Berdasarkan Pasal 1320 K.U.H.Perdata, suatu perjanjian baru sah kalau
memenuhi syarat sebagai berikut:
1. Sepakat diantara mereka yang membuat perjanjian.
2. Kecakapan untuk membuat perjanjian.
3. Adanya suatu hal tertentu.
4. Adanya suatu sebab yang halal.
Dalam hubungannya dengan kuasa mutlak ini, perlu kiranya dikemukakan
bahwa Instruksi Menteri Dalam Negeri Nomor 14 Tahun 1982 ini dikeluarkan
sebagai usaha meniadakan perbuatan-perbuatan hukum mengenai tanah,
khususnya mengenai pemilikan hak atas tanah yang sering terjadi dalam
masyarakat yang dapat mengganggu tercapainya Program Catur Tertib di bidang
pertanahan, yaitu tertib hukum pertanahan, tertib administrasi pertanahan, tertib
penggunaan tanah, tertib pemeliharaan tanah dan lingkungan hidup.
Adapun perbuatan hukum yang dimaksud dalam Instruksi Mendagri ini
ialah perbuatan memindahkan/mengalihkan hak atas tanah secara terselubung,
yakni suatu transaksi yang pada hakekatnya merupakan suatu
pemindahan/pengalihan hak atas tanah, akan tetapi dilakukan dengan cara yang
tidak sesuai dengan prosedur yang diatur dalam Pasal 19 Peraturan Pemerintah
(PP) Nomor 10 Tahun 1961 jo PP Nomor 24 Tahun 1997 tentang Pendaftaran
Tanah Pasal 39 huruf D, yaitu dengan membuat akta jual beli di hadapan Pejabat
Pembuat Akta Tanah (PPAT), tetapi dilakukan dengan memberikan kuasa mutlak
11
kepada pembeli, yang berdasarkan kuasa tersebut dapat melakukan segala
tindakan dan perbuatan hukum mengenai tanah yang bersangkutan, semuanya
sebagaimana yang dapat dilakukan oleh pemberi kuasa sendiri selaku pemilik.
Apabila diperhatikan proses pemberian kuasa mutlak ini dalam pengalihan
hak atas tanah, maka dalam prakteknya hal ini dapat merugikan si pemberi kuasa
karena banyak di antara penerima kuasa mutlak ini menyalahgunakan kuasa yang
diterimanya untuk kepentingan yang berlainan atau untuk kepentingan pribadinya.
Berdasarkan hal-hal di atas, maka penulis merasa tertarik untuk membahas
dan mengkaji permasalahan tersebut dalam bentuk sebuah tesis yang berjudul:
“Larangan Penggunaan Kuasa Mutlak Notariil Dalam Pengalihan
Hak Atas Tanah Sebagai Suatu Upaya Perlindungan Hukum Bagi
Pemegang Hak Atas Tanah.”
1.2. Pembatasan Permasalahan
Agar dalam penulisan tesis ini tidak menyimpang dari topik yang diambil,
maka dalam penelitian ini penulis perlu membatasi masalah-masalah yang
menjadi objek penelitian saja.
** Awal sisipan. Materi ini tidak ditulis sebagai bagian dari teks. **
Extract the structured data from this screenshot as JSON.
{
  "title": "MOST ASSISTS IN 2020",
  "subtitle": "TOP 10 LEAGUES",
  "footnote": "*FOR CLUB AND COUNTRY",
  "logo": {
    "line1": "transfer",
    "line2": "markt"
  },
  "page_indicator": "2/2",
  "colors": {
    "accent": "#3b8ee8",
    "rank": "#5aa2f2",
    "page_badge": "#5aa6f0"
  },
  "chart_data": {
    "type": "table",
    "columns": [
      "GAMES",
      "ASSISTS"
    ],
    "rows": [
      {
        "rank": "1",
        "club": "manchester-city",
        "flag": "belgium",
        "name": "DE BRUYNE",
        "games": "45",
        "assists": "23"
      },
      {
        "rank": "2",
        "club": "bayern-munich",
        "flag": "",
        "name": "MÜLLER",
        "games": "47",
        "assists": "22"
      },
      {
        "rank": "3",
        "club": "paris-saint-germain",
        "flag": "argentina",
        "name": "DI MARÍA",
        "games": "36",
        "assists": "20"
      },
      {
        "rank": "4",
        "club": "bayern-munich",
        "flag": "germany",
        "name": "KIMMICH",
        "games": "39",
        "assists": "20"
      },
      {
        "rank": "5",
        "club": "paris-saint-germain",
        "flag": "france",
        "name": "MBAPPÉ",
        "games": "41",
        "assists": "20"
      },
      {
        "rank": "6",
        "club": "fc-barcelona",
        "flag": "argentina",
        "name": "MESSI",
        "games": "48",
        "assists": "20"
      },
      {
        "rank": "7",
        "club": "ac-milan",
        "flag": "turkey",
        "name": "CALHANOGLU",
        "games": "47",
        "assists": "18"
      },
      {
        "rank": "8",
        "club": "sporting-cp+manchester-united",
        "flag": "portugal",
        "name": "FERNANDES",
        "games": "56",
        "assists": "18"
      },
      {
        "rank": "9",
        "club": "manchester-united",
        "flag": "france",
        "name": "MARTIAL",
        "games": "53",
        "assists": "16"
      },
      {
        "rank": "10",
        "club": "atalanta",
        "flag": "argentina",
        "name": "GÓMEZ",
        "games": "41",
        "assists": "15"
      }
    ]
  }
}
Pembatasan permasalahan tersebut hanya mengenai
kuasa mutlak notariil dalam pengalihan hak atas tanah.
1.3. Perumusan Permasalahan
Berdasarkan latar belakang di atas, maka prmasalahan yang akan diteliti
dapat dirumuskan sebagai berikut :
12
1. Apakah larangan penggunaan surat kuasa mutlak notariil dalam rangka
pengalihan hak atas tanah tidak bertentangan dengan asas kebebasan
berkontrak ?
2. Perlindungan hukum apakah yang dapat diberikan bagi pemegang hak atas
tanah yang tanahnya dialihkan berdasarkan kuasa mutlak ?
1.4. Tujuan Penelitian
Penelitian ini bertujuan :
1. Untuk mengetahui apakah larangan penggunaan surat kuasa mutlak
notariil dalam rangka pengalihan hak atas tanah tidak bertentangan dengan
asas kebebasan berkontrak.
2. Untuk mengetahui Perlindungan hukum apakah yang dapat diberikan bagi
pemegang hak atas tanah yang tanahnya dialihkan berdasarkan kuasa
mutlak.
1.5. Kegunaan Penelitian
Penelitian ini diharapkan dapat memberikan kontribusi di bidang hukum
yaitu:
1. Sebagai sumbangan pemikiran dalam pengembangan ilmu hukum
sehingga dapat dijadikan pedoman dalam memahami lebih jauh mengenai
kuasa mutlak berdasarkan akta notariil.
2. Sebagai sumber masukan secara teori melalui penelitian perpustakaan
maupun secara praktek tentang permasalahan-permasalahan hukum yang
13
terjadi dalam praktek sehubungan dengan pembuatan kuasa mutlak dalam
pengalihan hak atas tanah.
3. Sebagai penambah literatur dan bahan bacaan di bidang hukum umumnya
dan bidang kenotariatan khususnya, sehingga mengurangi kesulitan dalam
mendapatkan bahan bacaan yang berhubungan dengan kuasa mutlak.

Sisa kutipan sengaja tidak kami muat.